En un reciente viaje por
Italia, el amigo Javier me cuenta que en la Academia Carrara de Bérgamo se
encontró con un par de cuadros más que interesantes: un retrato del Aretino
hecho por Ticiano, y un encuentro de Montaigne con Tasso en la celda adonde le condujo
su locura. Y es que para nosotros el hallazgo de un cuadro, de una película o
un texto literario valiosos constituye siempre una circunstancia encomiable.
Esto me trae a la memoria
algunos de los descubrimientos personales hechos en museos no de los más
conocidos. Por ejemplo, en el de Bellas Artes de Burdeos descubrí el cuadro de
Henri Gervex Rolla, que es una
pintura que me subyuga.

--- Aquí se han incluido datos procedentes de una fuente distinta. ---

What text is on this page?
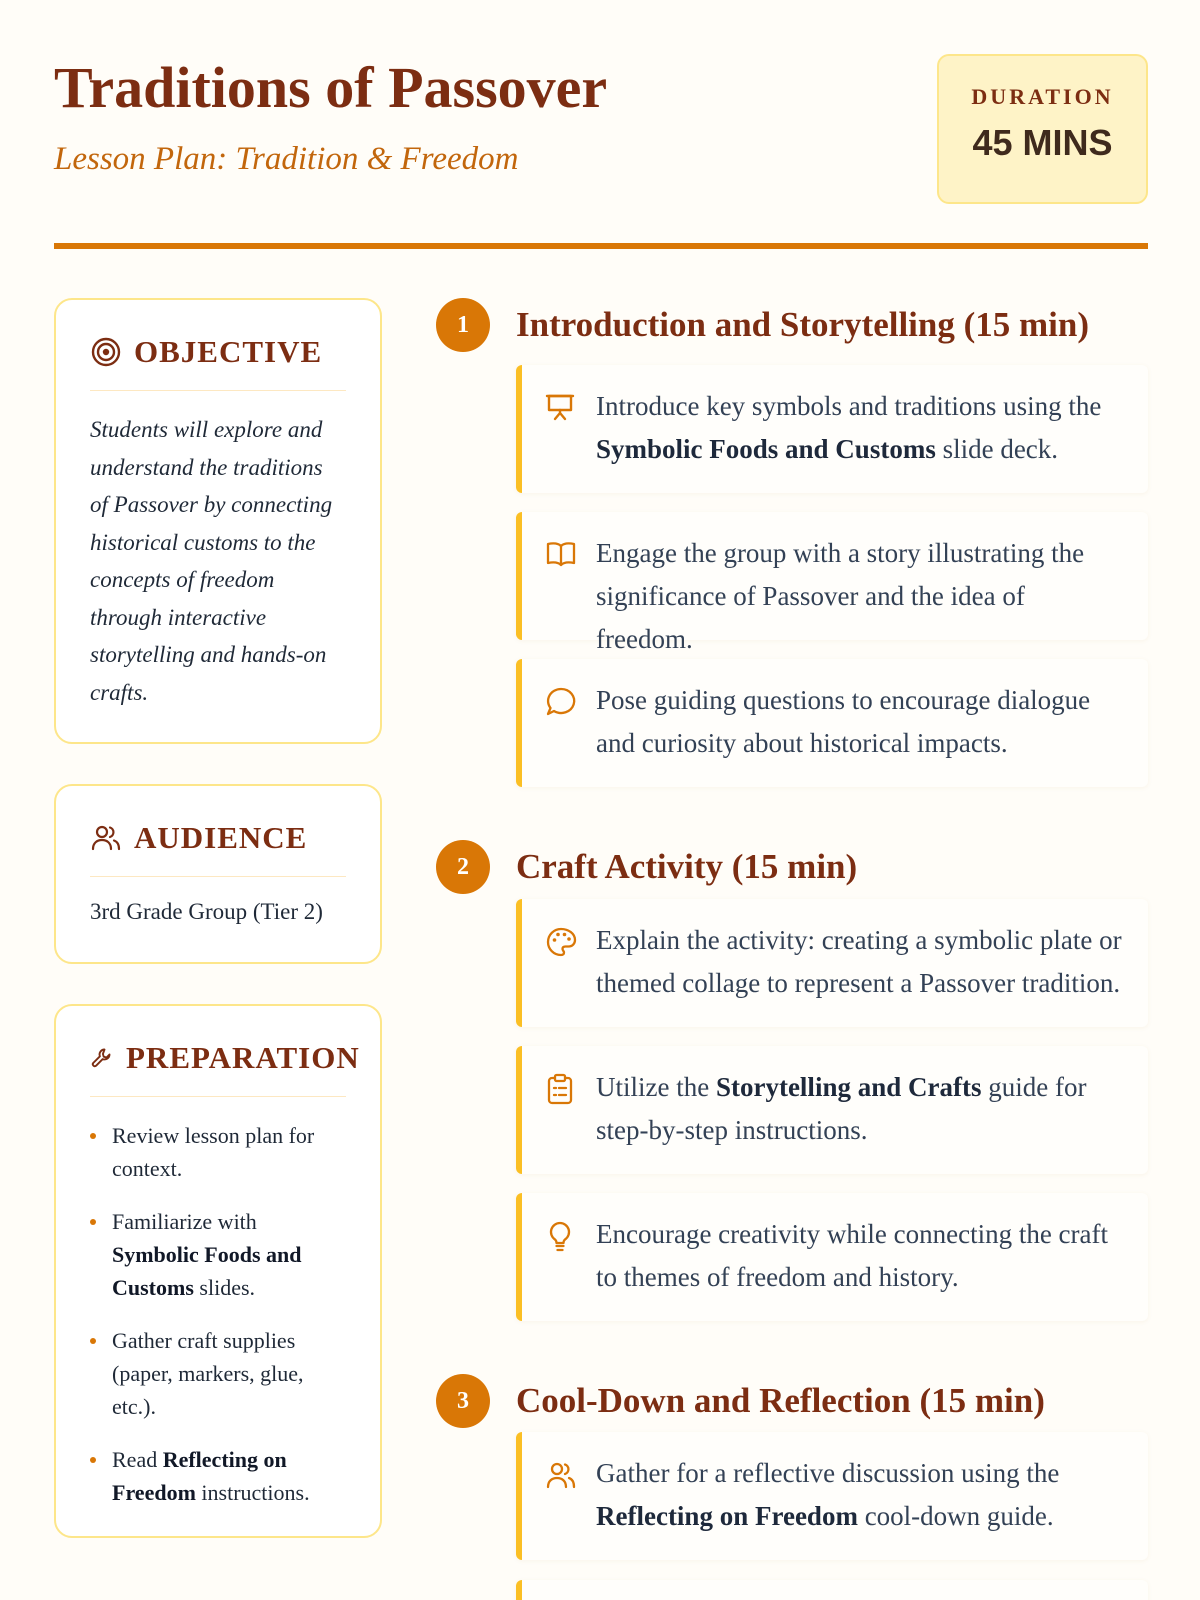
Traditions of Passover
Lesson Plan: Tradition & Freedom
DURATION
45 MINS
OBJECTIVE

Students will explore and understand the traditions of Passover by connecting historical customs to the concepts of freedom through interactive storytelling and hands-on crafts.

AUDIENCE

3rd Grade Group (Tier 2)

PREPARATION
Review lesson plan for context.
Familiarize with Symbolic Foods and Customs slides.
Gather craft supplies (paper, markers, glue, etc.).
Read Reflecting on Freedom instructions.
1	Introduction and Storytelling (15 min)
Introduce key symbols and traditions using the Symbolic Foods and Customs slide deck.
Engage the group with a story illustrating the significance of Passover and the idea of freedom.
Pose guiding questions to encourage dialogue and curiosity about historical impacts.
2	Craft Activity (15 min)
Explain the activity: creating a symbolic plate or themed collage to represent a Passover tradition.
Utilize the Storytelling and Crafts guide for step-by-step instructions.
Encourage creativity while connecting the craft to themes of freedom and history.
3	Cool-Down and Reflection (15 min)
Gather for a reflective discussion using the Reflecting on Freedom cool-down guide.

Pero de la que hoy quiero hablar es de otra, que me
causó profunda impresión cuando visité, ya hace un montón de años, la Wallace
Collection londinense.
Vemos a una joven que toca su
clavecín y a un maestro ya entrado en años (aunque remozadamente vestido) que
se inclina hacia ella señalando algo con su dedo índice. La soledad de ambos, y
la mirada ligeramente lasciva del maestro, me hacían pensar en un trasfondo erótico
que invadía la apacible escena, máxime cuando aparecía una llave colgada de la pared
entre ellos (símbolo fálico, me decía el freudiano que había en mí por esa
época) y un cuadro encima de temática amorosa (con Venus y Cupido, e incluso se
percibe detrás una especie de gigante mayor asombrado).
Aquí la señora, que debía hacer de carabina, se ha quedado dormida, lo que aprovecha el maestro para dar un beso en la espalda (esa espalda que sugiere una nalga) de la discípula. La idea que rondaba mi pensamiento aquí no puede ser más explícita, de manera que podría llamar, para mis adentros, a esta pintura Quod erat demostrandum.